Yani ben izah etmeye çalışıyorum; bir zararımız var, yarın bizim binada bir sıkıntı olur, yaslandırıyor. Buranın arkasında bizim arsamız var, dolayısıyla yolu kapatıyor” diyerek epey bir izah ettik.

Hocam bunun üzerine; haktan adaletten, insanda imanın bir kale gibi olduğundan, cebel-i Uhud gibi İslamiyet olduğundan bahisle “onları da göz önüne alın, mümin kardeşimizdir, fedakarlıkta bulunun” filan deyince, ağabeyim tabii büyüğümüz, devreye girdi;

“Hocam” dedi, “biz hangi suçu işlemişiz ki? Bu zata ne haksızlık yapmışız?”

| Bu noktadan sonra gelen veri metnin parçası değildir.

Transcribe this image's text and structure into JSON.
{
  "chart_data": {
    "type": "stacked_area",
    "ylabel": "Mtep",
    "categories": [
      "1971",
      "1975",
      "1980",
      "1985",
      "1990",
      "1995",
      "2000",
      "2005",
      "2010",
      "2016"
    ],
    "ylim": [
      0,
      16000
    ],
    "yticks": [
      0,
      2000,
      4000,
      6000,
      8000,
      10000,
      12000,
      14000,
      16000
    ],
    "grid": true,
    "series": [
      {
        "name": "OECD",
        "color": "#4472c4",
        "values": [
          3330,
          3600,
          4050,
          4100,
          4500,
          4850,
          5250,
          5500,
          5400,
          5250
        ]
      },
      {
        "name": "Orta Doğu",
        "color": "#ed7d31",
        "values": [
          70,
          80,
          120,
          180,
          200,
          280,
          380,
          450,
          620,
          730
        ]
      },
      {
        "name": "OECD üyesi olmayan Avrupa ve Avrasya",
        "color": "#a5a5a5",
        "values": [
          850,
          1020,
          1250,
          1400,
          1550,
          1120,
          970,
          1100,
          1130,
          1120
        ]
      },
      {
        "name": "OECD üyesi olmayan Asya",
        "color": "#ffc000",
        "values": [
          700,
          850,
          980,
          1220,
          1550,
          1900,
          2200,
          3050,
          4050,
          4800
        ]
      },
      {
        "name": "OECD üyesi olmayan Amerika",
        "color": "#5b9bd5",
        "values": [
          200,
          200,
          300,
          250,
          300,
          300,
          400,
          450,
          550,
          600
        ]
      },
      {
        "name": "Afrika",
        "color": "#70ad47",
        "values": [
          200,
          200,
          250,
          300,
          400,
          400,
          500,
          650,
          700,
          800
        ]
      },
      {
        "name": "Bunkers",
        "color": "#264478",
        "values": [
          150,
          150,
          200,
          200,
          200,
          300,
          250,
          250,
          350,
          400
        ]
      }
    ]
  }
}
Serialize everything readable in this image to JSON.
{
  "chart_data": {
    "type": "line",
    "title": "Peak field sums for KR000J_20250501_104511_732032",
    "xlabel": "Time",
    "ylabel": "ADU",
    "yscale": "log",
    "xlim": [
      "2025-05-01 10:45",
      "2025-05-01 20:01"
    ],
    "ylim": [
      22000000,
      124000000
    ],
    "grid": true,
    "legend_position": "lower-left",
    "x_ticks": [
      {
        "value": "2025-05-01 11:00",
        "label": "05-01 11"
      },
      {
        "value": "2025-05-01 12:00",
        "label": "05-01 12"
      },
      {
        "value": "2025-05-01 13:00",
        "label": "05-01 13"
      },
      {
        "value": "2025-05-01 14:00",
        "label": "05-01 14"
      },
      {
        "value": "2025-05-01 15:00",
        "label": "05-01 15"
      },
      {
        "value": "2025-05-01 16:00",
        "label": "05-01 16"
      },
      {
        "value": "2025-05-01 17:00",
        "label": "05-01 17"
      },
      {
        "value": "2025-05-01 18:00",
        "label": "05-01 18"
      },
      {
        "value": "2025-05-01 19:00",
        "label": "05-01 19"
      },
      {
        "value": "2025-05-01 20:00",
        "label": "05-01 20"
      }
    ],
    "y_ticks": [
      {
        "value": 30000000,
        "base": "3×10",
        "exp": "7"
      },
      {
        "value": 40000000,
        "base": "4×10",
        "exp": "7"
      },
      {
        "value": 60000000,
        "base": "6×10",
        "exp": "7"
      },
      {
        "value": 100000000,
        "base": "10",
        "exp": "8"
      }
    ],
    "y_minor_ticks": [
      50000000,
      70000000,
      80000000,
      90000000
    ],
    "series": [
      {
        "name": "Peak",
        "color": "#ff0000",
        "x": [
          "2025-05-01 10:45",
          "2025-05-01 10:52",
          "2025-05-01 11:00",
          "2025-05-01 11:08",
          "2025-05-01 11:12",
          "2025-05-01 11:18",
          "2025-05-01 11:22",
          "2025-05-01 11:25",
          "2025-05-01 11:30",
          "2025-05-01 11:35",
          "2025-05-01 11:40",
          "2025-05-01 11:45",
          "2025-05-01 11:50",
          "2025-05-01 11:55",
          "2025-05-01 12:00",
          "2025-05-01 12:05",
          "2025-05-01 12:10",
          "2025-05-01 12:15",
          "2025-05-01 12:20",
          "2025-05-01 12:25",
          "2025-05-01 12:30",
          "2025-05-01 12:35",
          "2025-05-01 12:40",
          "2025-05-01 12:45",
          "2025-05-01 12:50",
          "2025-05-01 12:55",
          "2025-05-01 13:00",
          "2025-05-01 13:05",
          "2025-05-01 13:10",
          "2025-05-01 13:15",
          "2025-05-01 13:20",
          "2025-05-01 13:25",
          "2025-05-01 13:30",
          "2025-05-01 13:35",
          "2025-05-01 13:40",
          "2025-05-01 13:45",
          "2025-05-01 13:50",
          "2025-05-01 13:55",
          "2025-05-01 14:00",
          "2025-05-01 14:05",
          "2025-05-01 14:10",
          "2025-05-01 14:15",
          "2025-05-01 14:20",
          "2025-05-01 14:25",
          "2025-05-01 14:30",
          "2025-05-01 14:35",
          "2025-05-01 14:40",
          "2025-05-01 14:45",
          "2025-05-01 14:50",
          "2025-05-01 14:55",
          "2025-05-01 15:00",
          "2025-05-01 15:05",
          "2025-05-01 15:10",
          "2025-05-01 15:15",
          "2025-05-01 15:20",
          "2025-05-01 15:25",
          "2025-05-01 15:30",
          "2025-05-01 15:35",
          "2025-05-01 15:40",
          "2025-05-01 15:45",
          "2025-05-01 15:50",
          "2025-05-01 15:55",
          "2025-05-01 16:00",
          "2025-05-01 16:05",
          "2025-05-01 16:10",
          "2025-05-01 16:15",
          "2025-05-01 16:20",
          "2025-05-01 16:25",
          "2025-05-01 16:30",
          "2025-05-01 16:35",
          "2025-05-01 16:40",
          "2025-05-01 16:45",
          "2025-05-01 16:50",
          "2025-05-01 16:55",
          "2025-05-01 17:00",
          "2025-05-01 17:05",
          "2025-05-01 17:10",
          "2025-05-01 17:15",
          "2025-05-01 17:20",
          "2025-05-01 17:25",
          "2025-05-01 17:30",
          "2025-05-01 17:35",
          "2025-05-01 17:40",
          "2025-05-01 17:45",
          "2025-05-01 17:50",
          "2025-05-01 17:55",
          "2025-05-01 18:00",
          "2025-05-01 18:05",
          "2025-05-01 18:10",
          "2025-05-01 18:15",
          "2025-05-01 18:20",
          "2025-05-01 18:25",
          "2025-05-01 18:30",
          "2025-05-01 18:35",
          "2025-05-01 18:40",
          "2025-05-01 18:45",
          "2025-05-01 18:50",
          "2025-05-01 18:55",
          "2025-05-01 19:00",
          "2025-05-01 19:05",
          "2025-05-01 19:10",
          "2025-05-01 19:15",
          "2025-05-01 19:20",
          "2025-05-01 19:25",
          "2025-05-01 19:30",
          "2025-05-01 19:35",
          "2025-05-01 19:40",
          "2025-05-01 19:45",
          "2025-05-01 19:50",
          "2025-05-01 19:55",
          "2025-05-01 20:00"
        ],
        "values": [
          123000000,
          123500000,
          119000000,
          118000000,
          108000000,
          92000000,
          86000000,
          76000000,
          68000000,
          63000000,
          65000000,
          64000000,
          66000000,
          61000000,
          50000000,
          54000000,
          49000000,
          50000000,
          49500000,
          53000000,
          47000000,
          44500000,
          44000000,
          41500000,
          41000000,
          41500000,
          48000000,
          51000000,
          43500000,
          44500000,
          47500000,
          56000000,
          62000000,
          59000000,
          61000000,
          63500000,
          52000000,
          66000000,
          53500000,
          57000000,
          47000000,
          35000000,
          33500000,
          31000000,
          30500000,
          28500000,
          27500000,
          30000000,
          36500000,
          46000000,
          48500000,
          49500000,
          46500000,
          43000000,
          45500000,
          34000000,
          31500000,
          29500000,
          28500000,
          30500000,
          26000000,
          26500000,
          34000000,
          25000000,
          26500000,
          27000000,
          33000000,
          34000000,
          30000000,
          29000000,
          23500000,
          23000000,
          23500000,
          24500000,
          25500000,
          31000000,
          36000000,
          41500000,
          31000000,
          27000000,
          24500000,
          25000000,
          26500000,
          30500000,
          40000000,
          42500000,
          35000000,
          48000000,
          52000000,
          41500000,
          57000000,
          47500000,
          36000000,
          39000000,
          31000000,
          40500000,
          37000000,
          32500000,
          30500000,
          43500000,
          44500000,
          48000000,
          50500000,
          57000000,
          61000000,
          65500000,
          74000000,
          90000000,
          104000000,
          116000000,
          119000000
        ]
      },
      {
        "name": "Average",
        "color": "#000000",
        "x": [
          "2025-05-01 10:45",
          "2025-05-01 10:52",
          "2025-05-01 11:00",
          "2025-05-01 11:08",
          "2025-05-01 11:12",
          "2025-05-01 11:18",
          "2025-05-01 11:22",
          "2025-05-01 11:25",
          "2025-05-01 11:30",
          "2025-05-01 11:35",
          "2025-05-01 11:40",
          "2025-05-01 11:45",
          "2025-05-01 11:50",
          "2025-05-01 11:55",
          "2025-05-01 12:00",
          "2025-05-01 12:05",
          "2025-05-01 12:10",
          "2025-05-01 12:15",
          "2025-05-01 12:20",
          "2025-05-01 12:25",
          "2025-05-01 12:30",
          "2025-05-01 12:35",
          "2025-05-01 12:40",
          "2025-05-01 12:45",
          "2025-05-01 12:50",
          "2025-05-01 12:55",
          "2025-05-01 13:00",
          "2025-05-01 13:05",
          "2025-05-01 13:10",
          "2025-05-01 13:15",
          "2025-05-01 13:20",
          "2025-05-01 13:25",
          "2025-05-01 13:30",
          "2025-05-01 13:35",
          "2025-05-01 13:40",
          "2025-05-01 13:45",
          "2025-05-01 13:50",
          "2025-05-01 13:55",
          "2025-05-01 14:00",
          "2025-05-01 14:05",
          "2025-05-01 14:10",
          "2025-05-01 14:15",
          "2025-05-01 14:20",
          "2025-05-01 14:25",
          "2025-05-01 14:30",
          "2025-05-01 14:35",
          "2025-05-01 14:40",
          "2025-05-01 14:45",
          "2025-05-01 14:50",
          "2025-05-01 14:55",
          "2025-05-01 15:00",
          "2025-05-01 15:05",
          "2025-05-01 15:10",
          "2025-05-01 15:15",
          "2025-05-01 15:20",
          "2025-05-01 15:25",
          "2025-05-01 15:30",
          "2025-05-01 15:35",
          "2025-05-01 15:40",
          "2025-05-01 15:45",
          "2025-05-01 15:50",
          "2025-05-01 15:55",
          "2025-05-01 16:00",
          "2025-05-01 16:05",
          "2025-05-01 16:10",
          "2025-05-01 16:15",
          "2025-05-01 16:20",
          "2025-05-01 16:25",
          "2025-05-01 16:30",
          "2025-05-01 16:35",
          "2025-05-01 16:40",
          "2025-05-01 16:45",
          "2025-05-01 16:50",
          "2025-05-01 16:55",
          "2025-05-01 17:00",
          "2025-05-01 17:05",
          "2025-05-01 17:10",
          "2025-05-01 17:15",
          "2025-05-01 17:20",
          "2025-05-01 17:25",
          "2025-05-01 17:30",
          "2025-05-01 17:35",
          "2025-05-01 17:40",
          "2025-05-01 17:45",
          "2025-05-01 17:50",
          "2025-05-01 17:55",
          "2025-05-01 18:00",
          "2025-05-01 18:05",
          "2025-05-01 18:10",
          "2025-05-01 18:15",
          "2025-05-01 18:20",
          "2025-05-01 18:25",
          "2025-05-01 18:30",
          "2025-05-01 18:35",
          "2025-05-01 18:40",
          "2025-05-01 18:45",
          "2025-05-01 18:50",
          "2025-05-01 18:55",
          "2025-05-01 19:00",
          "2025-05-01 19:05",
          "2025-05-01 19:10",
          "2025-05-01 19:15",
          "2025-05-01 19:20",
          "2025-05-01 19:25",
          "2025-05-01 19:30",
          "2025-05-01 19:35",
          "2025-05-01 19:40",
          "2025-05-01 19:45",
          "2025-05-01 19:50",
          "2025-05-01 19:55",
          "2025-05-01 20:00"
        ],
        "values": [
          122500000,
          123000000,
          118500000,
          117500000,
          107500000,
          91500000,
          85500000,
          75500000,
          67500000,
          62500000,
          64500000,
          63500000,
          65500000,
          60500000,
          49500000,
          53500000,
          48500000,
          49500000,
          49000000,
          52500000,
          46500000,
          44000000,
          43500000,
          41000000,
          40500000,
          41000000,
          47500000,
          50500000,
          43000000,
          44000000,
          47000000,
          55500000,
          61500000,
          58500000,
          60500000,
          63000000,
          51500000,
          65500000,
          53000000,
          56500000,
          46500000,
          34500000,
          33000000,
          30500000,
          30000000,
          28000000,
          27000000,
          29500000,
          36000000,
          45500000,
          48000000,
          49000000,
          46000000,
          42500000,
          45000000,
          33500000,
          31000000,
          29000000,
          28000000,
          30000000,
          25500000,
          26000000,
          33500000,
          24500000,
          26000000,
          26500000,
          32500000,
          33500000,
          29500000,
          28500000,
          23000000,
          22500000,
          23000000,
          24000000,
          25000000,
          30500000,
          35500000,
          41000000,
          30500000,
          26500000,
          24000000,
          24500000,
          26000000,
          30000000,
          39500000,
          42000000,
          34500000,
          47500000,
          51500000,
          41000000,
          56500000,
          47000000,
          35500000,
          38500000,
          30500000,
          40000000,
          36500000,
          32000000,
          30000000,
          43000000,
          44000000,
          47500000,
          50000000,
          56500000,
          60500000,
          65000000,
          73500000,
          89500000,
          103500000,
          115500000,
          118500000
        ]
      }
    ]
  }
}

Hocam; “Yok, Allah için öyle bir haksızlıktan bahsetmedi. Sadece sizden yer vermenizi istiyor, izin vermenizi, oraya karışmamanızı istiyor” dedi.

Biz de zannediyoruz ki o bizi hocama şikayet etmiş, hocam da bizi hesaba çeker şekilde konuşuyor.

Ağabeyim; “Hocam siz emredin, bizim dükkandan da kesip verelim. Hatta siz “dükkanı tamamen verin” deyin. Vallahi biz onu da yaparız, arkamıza bakmayız. Kusura bakmayın, burada üç kardeş sizin karşınızda konuşuyoruz. Biz zannettik ki biz haksızlık yapmışız, biz bir yanlışlık yapmadığımızı size anlatmaya çalışıyoruz” dedi.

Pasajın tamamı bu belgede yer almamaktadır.